Nigeria’s Eurobond market closed on a bearish note as average yields rose by three basis points to 7.77%, reflecting cautious investor sentiment amid evolving macroeconomic dynamics.
Earlier disinflationary trends, which pushed Nigeria’s real interest rate to 7.38%, had initially attracted offshore interest in the country’s dollar-denominated securities. However, market reactions shifted as global conditions evolved.
Internationally, African Eurobonds traded mixed to bearish after the U.S. Federal Reserve announced its first interest rate cut of 2025. The Fed lowered its policy rate by 25 basis points as widely anticipated, citing the need to support employment and counter slowing economic growth.
Fed Chair Jerome Powell described the cut as a “risk management move,” downplaying inflation risks while signalling the possibility of two additional reductions before year-end.
The decision, however, sparked debates over the Fed’s independence, particularly following President Trump’s controversial appointment of Stephen Miran, who dissented in favour of a deeper 50 bps cut.
Following the policy shift, Nigerian Eurobond yields rose modestly, with analysts noting that some profit-taking was expected since investors had already priced in the Fed’s move.
Meanwhile, U.S. Treasury yields edged lower after the rate cut. The two-year Treasury yield dropped to 3.537%, the 10-year to 4.063%, and the 30-year to 4.657%, according to Tradeweb data.
In the commodities market, oil prices slipped, pressured by rising U.S. diesel inventories.
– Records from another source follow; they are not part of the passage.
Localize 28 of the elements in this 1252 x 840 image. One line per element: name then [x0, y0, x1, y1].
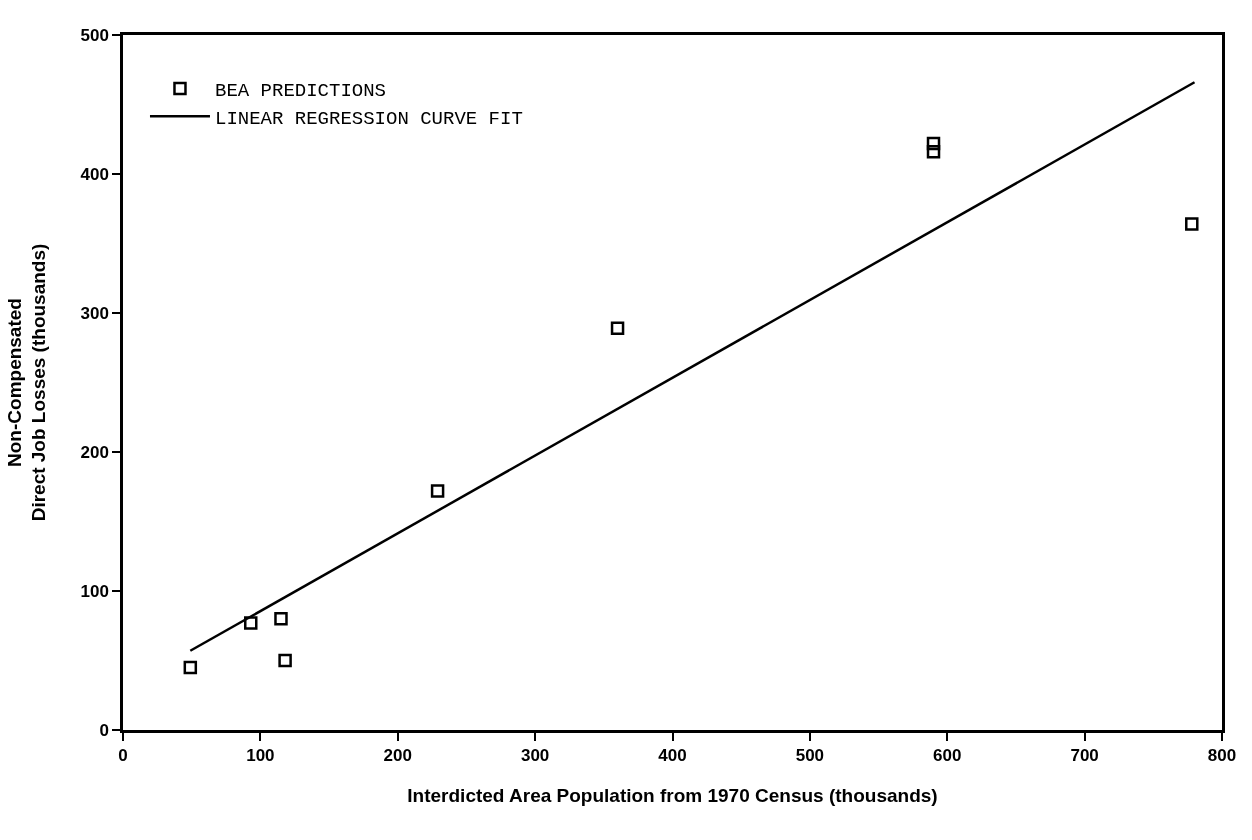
y-axis-title: Non-Compensated Direct Job Losses (thousands)	[3, 243, 50, 522]
x-axis-title: Interdicted Area Population from 1970 Census (thousands)	[407, 784, 938, 806]
y-tick-label: 100	[80, 581, 109, 601]
x-tick-label: 200	[383, 746, 412, 766]
x-tick-label: 400	[658, 746, 687, 766]
legend-label: BEA PREDICTIONS	[214, 80, 387, 103]
x-tick-label: 500	[795, 746, 825, 766]
x-tick-label: 600	[933, 746, 962, 766]
y-tick-label: 400	[80, 164, 109, 184]
point	[1185, 217, 1199, 231]
x-tick-label: 700	[1070, 746, 1099, 766]
point	[278, 653, 292, 668]
y-tick-label: 0	[99, 720, 109, 740]
point	[244, 616, 258, 630]
x-tick-label: 100	[246, 746, 275, 766]
x-tick-label: 300	[520, 746, 550, 766]
point	[926, 145, 941, 159]
point	[926, 136, 941, 151]
y-tick-label: 200	[80, 442, 109, 462]
y-tick-label: 500	[80, 25, 109, 45]
legend-label: LINEAR REGRESSION CURVE FIT	[214, 107, 523, 130]
point	[183, 660, 198, 675]
x-tick-label: 0	[118, 746, 128, 766]
point	[430, 484, 445, 498]
point	[610, 321, 625, 336]
x-tick-label: 800	[1207, 746, 1237, 766]
y-tick-label: 300	[80, 303, 109, 323]
point	[274, 612, 288, 626]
Brent crude shed 25 cents to $68.22 per barrel, while WTI lost 21 cents to $64.31.
Conversely, gold surged to a record high before paring gains. Spot gold touched $3,707.40 before closing at $3,681.39, while U.S. futures for December settled at $3,717.80.
Analysts suggest that Nigerian Eurobonds may continue to trade with mixed sentiment in the near term, balancing optimism from domestic reforms with cautious global market positioning.